The conference agenda provides an overview and details of sessions. In order to view sessions on a specific day or for a certain room, please select an appropriate date or room link. You may also select a session to explore available abstracts and download papers and presentations.

Session Overview
08-03: Improving Access to Land for Returnees and IDPs
Wednesday, 21/Mar/2018:
3:45pm - 5:15pm

Session Chair: Joachim Knoth, European Commission, Belgium
Location: MC 2-800


Improving Access to State Land for Returnees and IDPs in Afghanistan

Depika Sherchan1, Alison McFarlane2, Jawad Peikar3

1UN-Habitat Afghanistan; 2United Nations Mission in South Sudan; 3CEO of Afghanistan Independent Land Authority (Arazi)

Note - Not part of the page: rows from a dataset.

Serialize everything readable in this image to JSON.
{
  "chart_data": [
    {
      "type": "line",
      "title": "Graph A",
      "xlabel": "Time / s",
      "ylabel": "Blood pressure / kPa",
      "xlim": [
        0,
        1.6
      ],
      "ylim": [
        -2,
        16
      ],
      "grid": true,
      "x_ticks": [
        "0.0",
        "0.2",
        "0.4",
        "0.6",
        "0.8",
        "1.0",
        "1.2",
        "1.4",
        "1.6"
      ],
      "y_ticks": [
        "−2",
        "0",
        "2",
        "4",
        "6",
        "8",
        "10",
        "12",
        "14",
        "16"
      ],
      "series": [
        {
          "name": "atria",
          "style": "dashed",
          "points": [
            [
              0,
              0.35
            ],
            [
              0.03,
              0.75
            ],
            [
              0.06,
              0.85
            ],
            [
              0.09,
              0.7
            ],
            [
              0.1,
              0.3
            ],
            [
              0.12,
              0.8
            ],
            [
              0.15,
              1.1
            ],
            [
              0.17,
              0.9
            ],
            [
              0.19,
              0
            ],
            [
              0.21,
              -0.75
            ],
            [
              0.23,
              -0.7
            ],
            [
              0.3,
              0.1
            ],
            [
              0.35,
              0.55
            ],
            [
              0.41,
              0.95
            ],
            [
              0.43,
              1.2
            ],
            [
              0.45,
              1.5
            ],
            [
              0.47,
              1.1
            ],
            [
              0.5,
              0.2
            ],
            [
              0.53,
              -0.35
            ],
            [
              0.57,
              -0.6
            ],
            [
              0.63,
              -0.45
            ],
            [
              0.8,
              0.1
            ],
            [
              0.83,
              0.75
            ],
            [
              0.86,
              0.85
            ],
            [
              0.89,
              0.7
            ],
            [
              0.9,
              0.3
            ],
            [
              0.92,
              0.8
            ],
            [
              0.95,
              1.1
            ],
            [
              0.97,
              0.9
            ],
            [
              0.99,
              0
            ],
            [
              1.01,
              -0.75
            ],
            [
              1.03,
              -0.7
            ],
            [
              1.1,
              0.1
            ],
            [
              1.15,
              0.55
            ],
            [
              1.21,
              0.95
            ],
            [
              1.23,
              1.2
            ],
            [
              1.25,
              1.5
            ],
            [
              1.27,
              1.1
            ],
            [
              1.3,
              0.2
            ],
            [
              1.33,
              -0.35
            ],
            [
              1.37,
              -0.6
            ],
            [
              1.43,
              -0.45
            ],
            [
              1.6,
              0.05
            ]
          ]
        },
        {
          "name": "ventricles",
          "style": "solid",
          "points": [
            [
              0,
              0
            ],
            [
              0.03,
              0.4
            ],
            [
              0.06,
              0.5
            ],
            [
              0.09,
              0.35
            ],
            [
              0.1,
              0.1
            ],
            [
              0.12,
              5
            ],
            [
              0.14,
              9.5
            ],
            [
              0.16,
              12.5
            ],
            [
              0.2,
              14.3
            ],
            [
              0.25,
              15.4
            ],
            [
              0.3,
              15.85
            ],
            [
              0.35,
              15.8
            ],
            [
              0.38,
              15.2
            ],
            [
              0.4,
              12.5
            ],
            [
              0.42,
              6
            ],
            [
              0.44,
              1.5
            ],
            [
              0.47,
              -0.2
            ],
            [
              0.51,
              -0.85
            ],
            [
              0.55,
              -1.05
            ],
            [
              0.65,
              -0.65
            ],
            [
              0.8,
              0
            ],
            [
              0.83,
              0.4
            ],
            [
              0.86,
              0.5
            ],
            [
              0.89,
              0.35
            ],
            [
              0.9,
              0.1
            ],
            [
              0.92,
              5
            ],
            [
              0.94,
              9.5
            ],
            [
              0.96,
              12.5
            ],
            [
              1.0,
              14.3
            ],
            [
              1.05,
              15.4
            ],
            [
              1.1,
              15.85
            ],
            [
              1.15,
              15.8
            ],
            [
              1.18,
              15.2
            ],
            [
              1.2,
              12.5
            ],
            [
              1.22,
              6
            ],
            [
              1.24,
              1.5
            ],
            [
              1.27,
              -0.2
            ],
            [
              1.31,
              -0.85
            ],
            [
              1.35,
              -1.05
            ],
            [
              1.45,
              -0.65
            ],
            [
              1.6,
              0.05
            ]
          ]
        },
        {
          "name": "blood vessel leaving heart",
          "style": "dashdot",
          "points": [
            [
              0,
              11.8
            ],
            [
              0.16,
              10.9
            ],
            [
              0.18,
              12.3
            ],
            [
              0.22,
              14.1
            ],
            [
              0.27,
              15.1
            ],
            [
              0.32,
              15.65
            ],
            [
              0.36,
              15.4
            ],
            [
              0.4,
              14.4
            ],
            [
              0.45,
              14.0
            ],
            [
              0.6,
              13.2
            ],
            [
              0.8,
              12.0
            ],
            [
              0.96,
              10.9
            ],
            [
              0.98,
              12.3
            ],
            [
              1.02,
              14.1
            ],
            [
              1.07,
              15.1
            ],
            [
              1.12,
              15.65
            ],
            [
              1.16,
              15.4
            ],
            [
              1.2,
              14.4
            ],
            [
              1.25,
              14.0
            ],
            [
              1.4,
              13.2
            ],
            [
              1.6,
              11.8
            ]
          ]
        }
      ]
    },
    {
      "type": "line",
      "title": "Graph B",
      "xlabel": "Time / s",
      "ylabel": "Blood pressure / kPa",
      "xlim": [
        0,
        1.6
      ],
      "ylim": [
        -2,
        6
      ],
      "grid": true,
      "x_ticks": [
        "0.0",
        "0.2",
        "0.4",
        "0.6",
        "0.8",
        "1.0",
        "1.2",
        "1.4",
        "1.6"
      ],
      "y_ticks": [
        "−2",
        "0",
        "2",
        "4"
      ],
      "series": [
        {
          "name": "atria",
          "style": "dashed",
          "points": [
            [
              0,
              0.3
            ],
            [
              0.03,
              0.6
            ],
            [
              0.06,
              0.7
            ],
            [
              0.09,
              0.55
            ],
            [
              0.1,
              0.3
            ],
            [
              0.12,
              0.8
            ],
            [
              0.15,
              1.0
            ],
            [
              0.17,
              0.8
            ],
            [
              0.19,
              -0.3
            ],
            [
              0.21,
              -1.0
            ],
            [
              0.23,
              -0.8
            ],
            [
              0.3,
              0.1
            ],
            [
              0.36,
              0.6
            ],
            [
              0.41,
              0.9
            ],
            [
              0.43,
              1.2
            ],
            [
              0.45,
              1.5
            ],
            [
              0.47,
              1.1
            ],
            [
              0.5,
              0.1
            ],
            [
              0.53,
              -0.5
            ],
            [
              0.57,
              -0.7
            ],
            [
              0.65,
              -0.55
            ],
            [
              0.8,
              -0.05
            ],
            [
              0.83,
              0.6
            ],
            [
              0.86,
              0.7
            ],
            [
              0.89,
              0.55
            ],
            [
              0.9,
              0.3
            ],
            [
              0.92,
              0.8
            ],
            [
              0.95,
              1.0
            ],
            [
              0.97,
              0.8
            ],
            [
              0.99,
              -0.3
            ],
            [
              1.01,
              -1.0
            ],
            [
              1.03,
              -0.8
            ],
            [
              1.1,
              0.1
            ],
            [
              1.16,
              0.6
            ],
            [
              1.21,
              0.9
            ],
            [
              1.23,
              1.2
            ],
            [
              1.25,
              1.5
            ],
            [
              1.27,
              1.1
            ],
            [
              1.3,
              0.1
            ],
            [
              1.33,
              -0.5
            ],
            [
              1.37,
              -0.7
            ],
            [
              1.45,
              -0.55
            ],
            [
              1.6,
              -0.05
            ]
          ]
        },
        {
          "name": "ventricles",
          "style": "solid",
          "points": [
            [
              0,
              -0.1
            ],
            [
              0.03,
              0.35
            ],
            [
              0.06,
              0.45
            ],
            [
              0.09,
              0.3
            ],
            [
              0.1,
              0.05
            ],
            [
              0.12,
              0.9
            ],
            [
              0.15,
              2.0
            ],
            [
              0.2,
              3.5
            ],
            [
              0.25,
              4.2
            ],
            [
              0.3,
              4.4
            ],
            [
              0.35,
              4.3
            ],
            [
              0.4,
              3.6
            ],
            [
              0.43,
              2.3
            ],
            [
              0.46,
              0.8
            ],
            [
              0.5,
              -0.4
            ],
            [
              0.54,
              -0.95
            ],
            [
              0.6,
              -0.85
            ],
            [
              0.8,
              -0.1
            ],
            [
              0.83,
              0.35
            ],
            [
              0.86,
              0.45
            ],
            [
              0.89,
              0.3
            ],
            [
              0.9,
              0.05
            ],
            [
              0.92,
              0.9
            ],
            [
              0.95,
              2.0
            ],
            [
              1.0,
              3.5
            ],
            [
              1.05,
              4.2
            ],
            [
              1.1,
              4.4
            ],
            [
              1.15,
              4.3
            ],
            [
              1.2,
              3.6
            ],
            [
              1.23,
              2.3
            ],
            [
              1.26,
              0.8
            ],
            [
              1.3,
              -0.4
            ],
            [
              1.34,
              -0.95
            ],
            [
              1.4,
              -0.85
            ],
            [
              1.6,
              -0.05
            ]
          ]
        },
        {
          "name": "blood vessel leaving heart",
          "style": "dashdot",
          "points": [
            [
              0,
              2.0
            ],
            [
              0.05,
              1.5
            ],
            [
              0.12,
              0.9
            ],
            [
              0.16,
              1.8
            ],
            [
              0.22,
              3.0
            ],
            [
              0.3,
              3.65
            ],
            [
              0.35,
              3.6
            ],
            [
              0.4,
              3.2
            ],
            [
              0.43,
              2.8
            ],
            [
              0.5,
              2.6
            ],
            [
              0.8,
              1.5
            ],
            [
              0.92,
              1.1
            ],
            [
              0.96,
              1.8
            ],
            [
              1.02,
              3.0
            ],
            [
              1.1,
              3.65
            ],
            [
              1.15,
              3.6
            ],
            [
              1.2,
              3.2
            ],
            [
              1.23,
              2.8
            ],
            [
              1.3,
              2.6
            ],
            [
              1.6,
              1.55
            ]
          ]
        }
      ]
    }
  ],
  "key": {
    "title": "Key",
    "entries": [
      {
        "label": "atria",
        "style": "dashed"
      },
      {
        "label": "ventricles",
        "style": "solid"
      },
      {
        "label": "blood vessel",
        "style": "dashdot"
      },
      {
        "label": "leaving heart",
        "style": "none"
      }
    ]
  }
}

This report focuses on a new legal framework recently developed in Afghanistan to allocate suitable state land to the displaced population. The finalisation, adoption, and implementation of this new legal framework is crucial to ensure that the most vulnerable and landless members of Afghanistan’s displaced population receive durable and sustainable land and housing options. This report provides an overview of Afghanistan’s previous land allocation framework and explains the events that led to the Government’s development of a new and improved framework. It also examines the procedure to assess and allocate land anticipated by the new framework and underscores important innovations. Finally, the report provides recommendations on how, once finalised and hopefully adopted, the Government could operationalise the legal framework to ensure that the carefully crafted provisions translate into actual assessments of suitable land and the allocation of land parcels to Afghanistan’s most vulnerable returnees and IDPs.


Preparing the ground for property restitution in the Syrian Arab Republic

Laura Cunial

Norwegian Refugee Council, Syria Response Office

Given the sheer scale of displacement and destruction, an eventual, sustainable return to Syria will only be possible if returnees are able to integrate at a location of their choice, where physical security, access to livelihoods and basic services have been restored and where, importantly, housing, land and property (HLP) restitution processes have been established. The millions who eventually choose to return will face housing shortages, disputes over ownership and usage rights, the emergence of conflicts related to a significant reduction in usable land and the lack of HLP documentation.

Based on extensive research and interviews with over 2000 Syrian internally displaced people and refugees, this paper provides recommendations to policymakers and practitioners on how to prepare for the immense challenges that lie ahead. It explains the need for clear mechanisms for property restitution and compensation that include particular measures to support claims from displaced women.


Using Geospatial Data to Track Land Tenure Security in Syria

Paul Prettitore

The World Bank, United States of America

Violent conflict often undermines land tenure security, especially for vulnerable persons such as the poor, women, displaced persons and minorities. Loss of tenure security in turn can translate into increased poverty and exclusion in post-conflict settings. The impact of conflict on land tenure security needs to be understood to develop effective transitional justice and post-conflict land administrative processes. Land tenure security in Syria has been impacted by forced displacement, destruction of property, confiscation of property and fraudulent land transfers. This paper uses geospatial data to analyze the channels through which land tenure security has been undermined during and after periods of conflict in Homs Governorate. The geospatial data utilized includes commercial optical and visible infrared (VIIRS) imagery, publicly available social media posts, YouTube videos and recorded statements. The data was then combined with administrative data to develop a Land Confiscation Risk Index for neighborhoods of the urban area of Homs.